Caso Cuén: un aniversario marcado por el silencio y la impunidad

Este 25 de julio se cumple un año del asesinato de Héctor Melesio Cuén Ojeda, figura central en la política de Sinaloa durante las últimas dos décadas. Exrector de la Universidad Autónoma de Sinaloa, exalcalde de Culiacán y líder del Partido Sinaloense, Cuén fue encontrado sin vida en circunstancias que aún no han sido esclarecidas y cuyo impacto político sigue latente en la entidad.

La primera versión del crimen fue presentada por la entonces fiscal estatal, Sara Bruna Quiñónez, quien sostuvo que Cuén fue víctima de un intento de robo en una gasolinera al norte de Culiacán. Durante una conferencia de prensa, mostró un video de las cámaras de seguridad donde se observa una camioneta cargando combustible; dos sujetos armados en motocicleta se acercan por el lado del copiloto, disparan y huyen. Según la fiscal, la víctima habría recibido los disparos en ese lugar, y su acompañante lo trasladó de inmediato a un hospital, donde llegó sin vida.
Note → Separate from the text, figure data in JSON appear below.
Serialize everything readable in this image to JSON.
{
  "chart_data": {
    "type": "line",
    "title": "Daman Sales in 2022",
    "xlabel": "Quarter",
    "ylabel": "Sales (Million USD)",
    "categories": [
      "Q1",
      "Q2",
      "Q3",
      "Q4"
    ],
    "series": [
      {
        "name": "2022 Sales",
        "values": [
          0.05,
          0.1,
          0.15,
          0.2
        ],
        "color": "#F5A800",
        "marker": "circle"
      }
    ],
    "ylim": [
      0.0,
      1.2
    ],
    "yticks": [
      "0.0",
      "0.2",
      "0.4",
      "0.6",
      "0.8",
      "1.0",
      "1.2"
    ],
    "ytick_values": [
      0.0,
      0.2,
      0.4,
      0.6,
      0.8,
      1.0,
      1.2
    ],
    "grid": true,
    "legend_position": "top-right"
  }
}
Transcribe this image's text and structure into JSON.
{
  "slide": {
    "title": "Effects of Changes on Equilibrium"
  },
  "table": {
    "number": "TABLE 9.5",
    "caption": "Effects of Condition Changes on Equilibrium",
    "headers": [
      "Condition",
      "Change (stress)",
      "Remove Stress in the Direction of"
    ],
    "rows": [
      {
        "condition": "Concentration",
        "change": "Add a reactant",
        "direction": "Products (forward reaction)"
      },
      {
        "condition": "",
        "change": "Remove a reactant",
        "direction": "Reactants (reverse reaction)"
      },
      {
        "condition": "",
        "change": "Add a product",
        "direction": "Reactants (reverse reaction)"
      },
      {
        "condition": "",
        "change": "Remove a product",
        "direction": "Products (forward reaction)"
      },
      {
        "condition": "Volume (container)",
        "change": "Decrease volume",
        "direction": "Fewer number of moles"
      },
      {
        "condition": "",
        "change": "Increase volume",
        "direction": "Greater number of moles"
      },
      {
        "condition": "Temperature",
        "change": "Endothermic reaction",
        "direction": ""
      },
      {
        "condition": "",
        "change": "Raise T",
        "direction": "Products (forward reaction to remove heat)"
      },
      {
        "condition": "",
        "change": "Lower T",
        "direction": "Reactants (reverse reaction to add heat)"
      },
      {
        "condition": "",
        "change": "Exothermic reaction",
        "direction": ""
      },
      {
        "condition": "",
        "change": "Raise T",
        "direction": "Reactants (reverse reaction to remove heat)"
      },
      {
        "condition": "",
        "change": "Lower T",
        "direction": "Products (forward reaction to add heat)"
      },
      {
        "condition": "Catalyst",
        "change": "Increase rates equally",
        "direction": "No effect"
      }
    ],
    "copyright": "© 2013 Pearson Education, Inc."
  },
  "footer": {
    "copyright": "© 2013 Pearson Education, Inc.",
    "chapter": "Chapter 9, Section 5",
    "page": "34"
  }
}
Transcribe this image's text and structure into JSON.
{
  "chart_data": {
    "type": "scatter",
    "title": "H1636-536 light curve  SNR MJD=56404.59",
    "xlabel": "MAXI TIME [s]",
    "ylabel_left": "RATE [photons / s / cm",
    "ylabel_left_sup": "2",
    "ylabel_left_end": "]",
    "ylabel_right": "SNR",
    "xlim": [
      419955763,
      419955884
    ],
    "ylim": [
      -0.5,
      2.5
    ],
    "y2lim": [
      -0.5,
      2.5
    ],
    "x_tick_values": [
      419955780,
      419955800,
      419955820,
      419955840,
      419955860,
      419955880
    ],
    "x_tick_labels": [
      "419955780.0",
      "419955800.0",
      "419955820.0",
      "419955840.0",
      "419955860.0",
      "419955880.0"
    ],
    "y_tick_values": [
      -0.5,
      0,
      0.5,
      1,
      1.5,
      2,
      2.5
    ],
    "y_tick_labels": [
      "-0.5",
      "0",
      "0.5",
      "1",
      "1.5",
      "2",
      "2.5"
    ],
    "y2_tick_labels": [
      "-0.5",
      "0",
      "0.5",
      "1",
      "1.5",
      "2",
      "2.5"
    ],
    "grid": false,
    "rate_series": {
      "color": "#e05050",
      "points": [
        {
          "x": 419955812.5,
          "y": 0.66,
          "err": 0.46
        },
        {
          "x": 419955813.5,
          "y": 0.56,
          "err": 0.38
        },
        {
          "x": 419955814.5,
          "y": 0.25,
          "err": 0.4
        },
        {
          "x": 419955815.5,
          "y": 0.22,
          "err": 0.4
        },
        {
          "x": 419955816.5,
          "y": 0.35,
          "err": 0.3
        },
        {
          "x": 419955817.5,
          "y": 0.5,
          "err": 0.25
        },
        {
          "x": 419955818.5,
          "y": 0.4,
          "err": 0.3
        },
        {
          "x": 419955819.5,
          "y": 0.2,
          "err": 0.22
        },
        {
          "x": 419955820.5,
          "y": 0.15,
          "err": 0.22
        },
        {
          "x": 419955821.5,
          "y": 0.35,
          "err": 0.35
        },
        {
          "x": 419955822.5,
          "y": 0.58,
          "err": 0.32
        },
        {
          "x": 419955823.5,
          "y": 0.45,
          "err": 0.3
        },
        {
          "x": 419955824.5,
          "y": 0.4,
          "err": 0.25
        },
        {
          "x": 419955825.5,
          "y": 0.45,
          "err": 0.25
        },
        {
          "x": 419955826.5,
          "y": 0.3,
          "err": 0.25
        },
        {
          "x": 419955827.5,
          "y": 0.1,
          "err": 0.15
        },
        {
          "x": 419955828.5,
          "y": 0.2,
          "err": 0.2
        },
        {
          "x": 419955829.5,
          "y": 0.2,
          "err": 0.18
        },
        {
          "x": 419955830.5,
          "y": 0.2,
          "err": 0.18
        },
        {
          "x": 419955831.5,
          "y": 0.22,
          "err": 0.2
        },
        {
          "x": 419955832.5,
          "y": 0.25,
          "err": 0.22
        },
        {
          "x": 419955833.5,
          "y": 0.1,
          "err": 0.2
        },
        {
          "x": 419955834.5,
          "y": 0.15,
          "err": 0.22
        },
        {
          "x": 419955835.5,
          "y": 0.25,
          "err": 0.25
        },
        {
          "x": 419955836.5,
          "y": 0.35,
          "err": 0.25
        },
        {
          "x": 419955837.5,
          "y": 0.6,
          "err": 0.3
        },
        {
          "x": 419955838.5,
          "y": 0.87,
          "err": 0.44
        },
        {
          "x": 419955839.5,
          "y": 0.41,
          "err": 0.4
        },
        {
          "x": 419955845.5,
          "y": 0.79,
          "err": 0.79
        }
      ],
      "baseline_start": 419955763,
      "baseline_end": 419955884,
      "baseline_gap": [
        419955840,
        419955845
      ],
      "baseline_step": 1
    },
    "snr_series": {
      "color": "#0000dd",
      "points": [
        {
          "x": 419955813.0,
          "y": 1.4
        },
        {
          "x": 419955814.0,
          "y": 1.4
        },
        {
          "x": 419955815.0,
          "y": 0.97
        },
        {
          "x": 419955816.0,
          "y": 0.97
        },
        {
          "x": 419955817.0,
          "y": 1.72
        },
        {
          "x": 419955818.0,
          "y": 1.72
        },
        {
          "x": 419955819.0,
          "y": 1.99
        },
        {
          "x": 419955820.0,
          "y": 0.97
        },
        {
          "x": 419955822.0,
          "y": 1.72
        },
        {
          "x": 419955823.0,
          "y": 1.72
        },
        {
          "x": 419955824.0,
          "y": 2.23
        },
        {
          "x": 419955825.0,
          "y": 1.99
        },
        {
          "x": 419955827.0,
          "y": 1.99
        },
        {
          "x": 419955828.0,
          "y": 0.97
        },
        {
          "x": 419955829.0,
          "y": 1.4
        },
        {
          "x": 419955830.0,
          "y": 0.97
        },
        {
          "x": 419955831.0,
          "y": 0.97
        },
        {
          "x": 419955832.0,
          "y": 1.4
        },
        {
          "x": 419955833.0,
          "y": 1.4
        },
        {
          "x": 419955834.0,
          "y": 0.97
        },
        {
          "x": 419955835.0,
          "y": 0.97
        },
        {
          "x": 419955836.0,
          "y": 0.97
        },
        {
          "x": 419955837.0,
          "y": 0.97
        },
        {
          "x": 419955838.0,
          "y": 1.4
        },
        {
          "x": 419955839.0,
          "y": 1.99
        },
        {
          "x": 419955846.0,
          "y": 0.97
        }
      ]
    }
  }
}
Sin embargo, esa narrativa fue rápidamente puesta en duda y más tarde desacreditada por la Fiscalía General de la República (FGR), que atrajo el caso meses después. Pruebas periciales ubicaron el asesinato en el interior del rancho Huertos del Pedregal, una propiedad con presuntos vínculos con el crimen organizado.

La gravedad del caso escaló cuando, el 10 de agosto de 2024, Ismael “El Mayo” Zambada publicó una carta en la que reveló que ese mismo día fue secuestrado y entregado a autoridades estadounidenses en ese mismo rancho. En el texto, afirmó que Cuén fue asesinado ahí mismo, en medio de traiciones internas que habrían reconfigurado el poder dentro del Cártel de Sinaloa.

La escena real del crimen nunca fue preservada, el video de la gasolinera fue desacreditado y el cuerpo de Cuén fue cremado en menos de 24 horas, sin una necropsia independiente. Estas irregularidades costaron el cargo a la fiscal Sara Bruna Quiñónez.

Cuestionado al respecto, el gobernador Rubén Rocha Moya se deslindó del caso:

“No, a mí no me toca opinar sobre ese tema, porque ya me metería y contaminaría la investigación. Yo, gobernador de Sinaloa, frente al entonces presidente Andrés Manuel López Obrador y la presidenta, pedí que el caso lo atrajera la fiscalía general. Por lo tanto, yo confío en las investigaciones que están haciendo en la fiscalía.”

La presidenta Claudia Sheinbaum también ha respaldado que el caso esté en manos de la FGR, aunque reconoció que aún no hay claridad:

“Le corresponde a la Fiscalía General de la República. Ellos, con apoyo de las instituciones del Ejecutivo cuando se solicita, hacen esta investigación y hacen este hallazgo. La fiscalía general sigue haciendo sus investigaciones. Ahí hay autonomía y tiene que seguirlas haciendo.”

Hoy, la FGR mantiene el caso bajo reserva, sin resultados visibles. A un año del crimen, no hay detenidos, no hay móvil confirmado y no se ha explicado públicamente la posible relación entre el asesinato de Cuén y la caída de “El Mayo”.